= Wonderly, Kansas =

Historical community in Kansas

Wonderly is a historical community in Saline County, Kansas, US. Located in Liberty Township, it is situated approximately 18 miles from Salina, the county seat. Established as a station on the Missouri Pacific Railroad, Wonderly was part of the rural development in the area during the early 20th century and was recorded as a town from 1888 to 1906.

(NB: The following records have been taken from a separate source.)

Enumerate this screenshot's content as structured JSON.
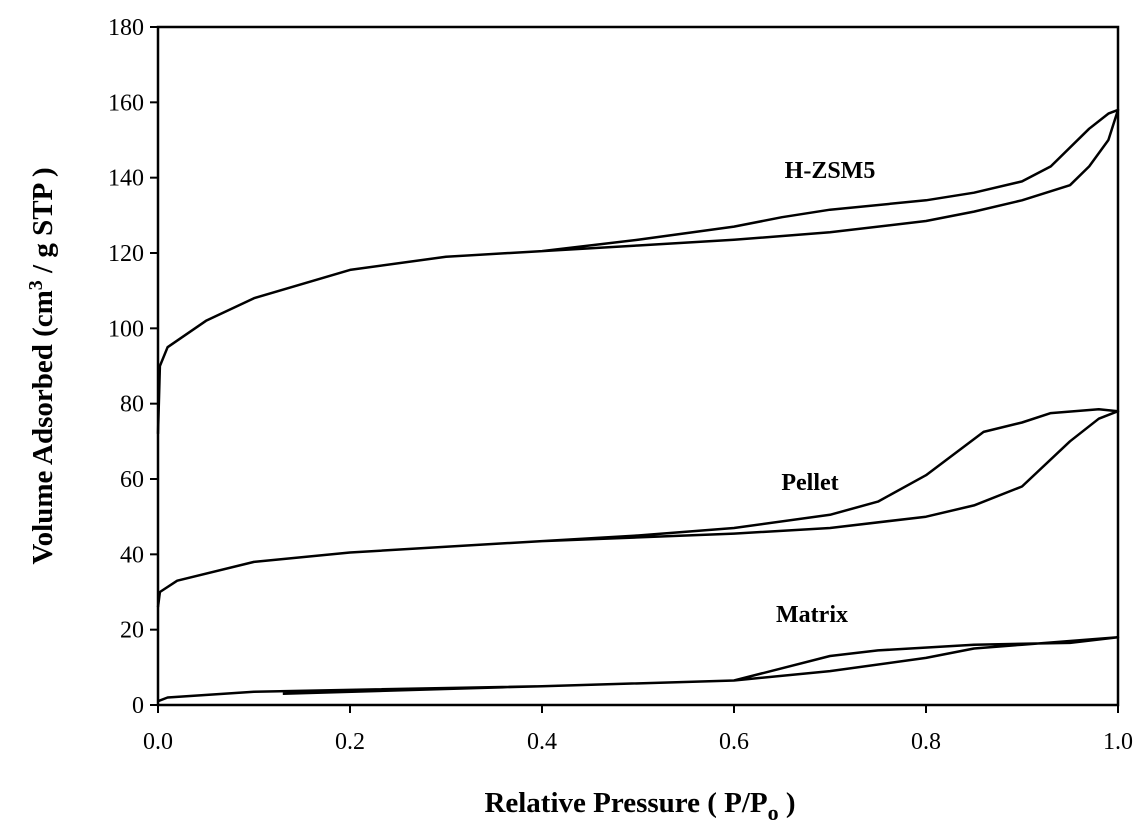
{
  "chart_data": {
    "type": "line",
    "x_label": {
      "text": "Relative Pressure ( P/P",
      "sub": "o",
      "rest": " )"
    },
    "y_label": {
      "text": "Volume Adsorbed (cm",
      "sup": "3",
      "rest": " / g STP )"
    },
    "xlim": [
      0,
      1
    ],
    "ylim": [
      0,
      180
    ],
    "xticks": [
      {
        "value": 0,
        "label": "0.0"
      },
      0.2,
      0.4,
      0.6,
      0.8,
      {
        "value": 1,
        "label": "1.0"
      }
    ],
    "yticks": [
      0,
      20,
      40,
      60,
      80,
      100,
      120,
      140,
      160,
      180
    ],
    "color": "#000000",
    "series": [
      {
        "name": "H-ZSM5",
        "x": [
          0,
          0.002,
          0.01,
          0.05,
          0.1,
          0.2,
          0.3,
          0.4,
          0.5,
          0.6,
          0.7,
          0.8,
          0.85,
          0.9,
          0.95,
          0.97,
          0.99,
          1.0,
          0.99,
          0.97,
          0.93,
          0.9,
          0.85,
          0.8,
          0.7,
          0.65,
          0.6,
          0.5,
          0.4
        ],
        "values": [
          72,
          90,
          95,
          102,
          108,
          115.5,
          119,
          120.5,
          122,
          123.5,
          125.5,
          128.5,
          131,
          134,
          138,
          143,
          150,
          158,
          157,
          153,
          143,
          139,
          136,
          134,
          131.5,
          129.5,
          127,
          123.5,
          120.5
        ]
      },
      {
        "name": "Pellet",
        "x": [
          0,
          0.002,
          0.02,
          0.1,
          0.2,
          0.3,
          0.4,
          0.5,
          0.6,
          0.7,
          0.8,
          0.85,
          0.9,
          0.95,
          0.98,
          1.0,
          0.98,
          0.93,
          0.9,
          0.86,
          0.8,
          0.75,
          0.7,
          0.6,
          0.5,
          0.4
        ],
        "values": [
          26,
          30,
          33,
          38,
          40.5,
          42,
          43.5,
          44.5,
          45.5,
          47,
          50,
          53,
          58,
          70,
          76,
          78,
          78.5,
          77.5,
          75,
          72.5,
          61,
          54,
          50.5,
          47,
          45,
          43.5
        ]
      },
      {
        "name": "Matrix",
        "x": [
          0,
          0.01,
          0.1,
          0.2,
          0.4,
          0.6,
          0.7,
          0.8,
          0.85,
          0.9,
          1.0,
          0.95,
          0.85,
          0.75,
          0.7,
          0.6,
          0.4,
          0.13
        ],
        "values": [
          1,
          2,
          3.5,
          4,
          5,
          6.5,
          9,
          12.5,
          15,
          16,
          18,
          16.5,
          16,
          14.5,
          13,
          6.5,
          5,
          3
        ]
      }
    ]
  }
}
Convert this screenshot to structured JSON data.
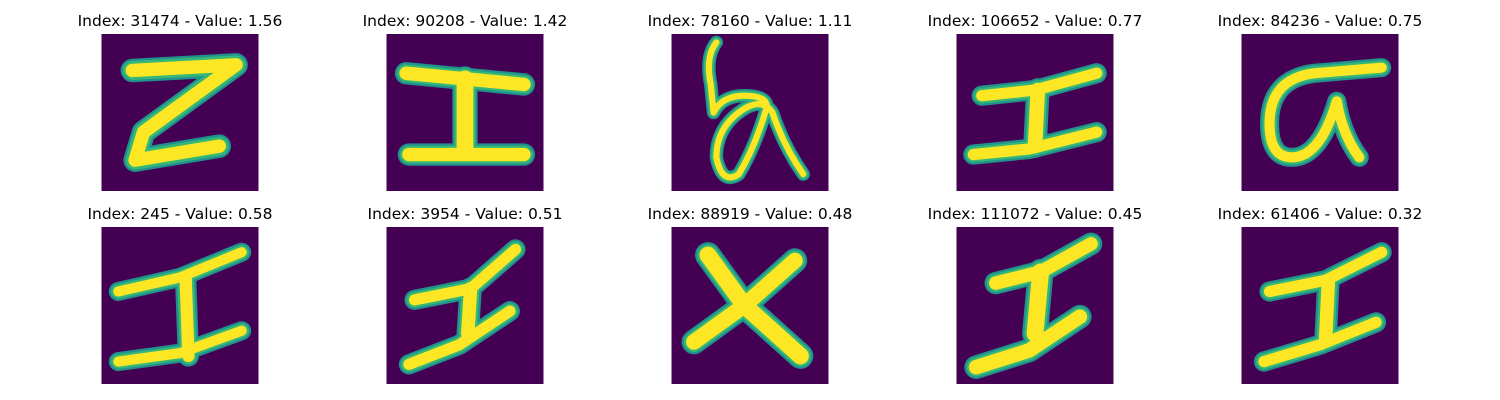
{
  "colors": {
    "background": "#440154",
    "stroke_core": "#fde725",
    "stroke_mid": "#35b779",
    "stroke_edge": "#21918c"
  },
  "panels": [
    {
      "title": "Index: 31474 - Value: 1.56",
      "glyph": "z-shape"
    },
    {
      "title": "Index: 90208 - Value: 1.42",
      "glyph": "i-beam"
    },
    {
      "title": "Index: 78160 - Value: 1.11",
      "glyph": "b-alpha"
    },
    {
      "title": "Index: 106652 - Value: 0.77",
      "glyph": "i-beam-slanted"
    },
    {
      "title": "Index: 84236 - Value: 0.75",
      "glyph": "sigma"
    },
    {
      "title": "Index: 245 - Value: 0.58",
      "glyph": "i-beam-slanted"
    },
    {
      "title": "Index: 3954 - Value: 0.51",
      "glyph": "i-beam-slanted"
    },
    {
      "title": "Index: 88919 - Value: 0.48",
      "glyph": "x-shape"
    },
    {
      "title": "Index: 111072 - Value: 0.45",
      "glyph": "i-beam-slanted"
    },
    {
      "title": "Index: 61406 - Value: 0.32",
      "glyph": "i-beam-slanted"
    }
  ]
}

As of 1910, the community had a population of 20 individuals and received its mail via rural delivery from Bridgeport. Today, the site of the former community is near the GPS coordinates 38.64112760967156, -97.54167425276233.

==History==
Wonderly's origins date back to its establishment as a railroad station on the Missouri Pacific Railroad. It operated as a town from 1888 to 1906 and in the early 20th century, such stations were integral to the economic and social development of rural American communities, often acting as hubs for agricultural commerce. The mention of Hallville Station on historical maps corroborates the existence of a railroad community at the site of present-day Wonderly.

==Demographics==
In 1910, Wonderly was recorded to have a population of 20. Information about the demographics of the community during its period of activity is limited to historical records from the era.

==Geography==
Wonderly was located in Liberty Township, Saline County, Kansas, with the given coordinates marking its historical location.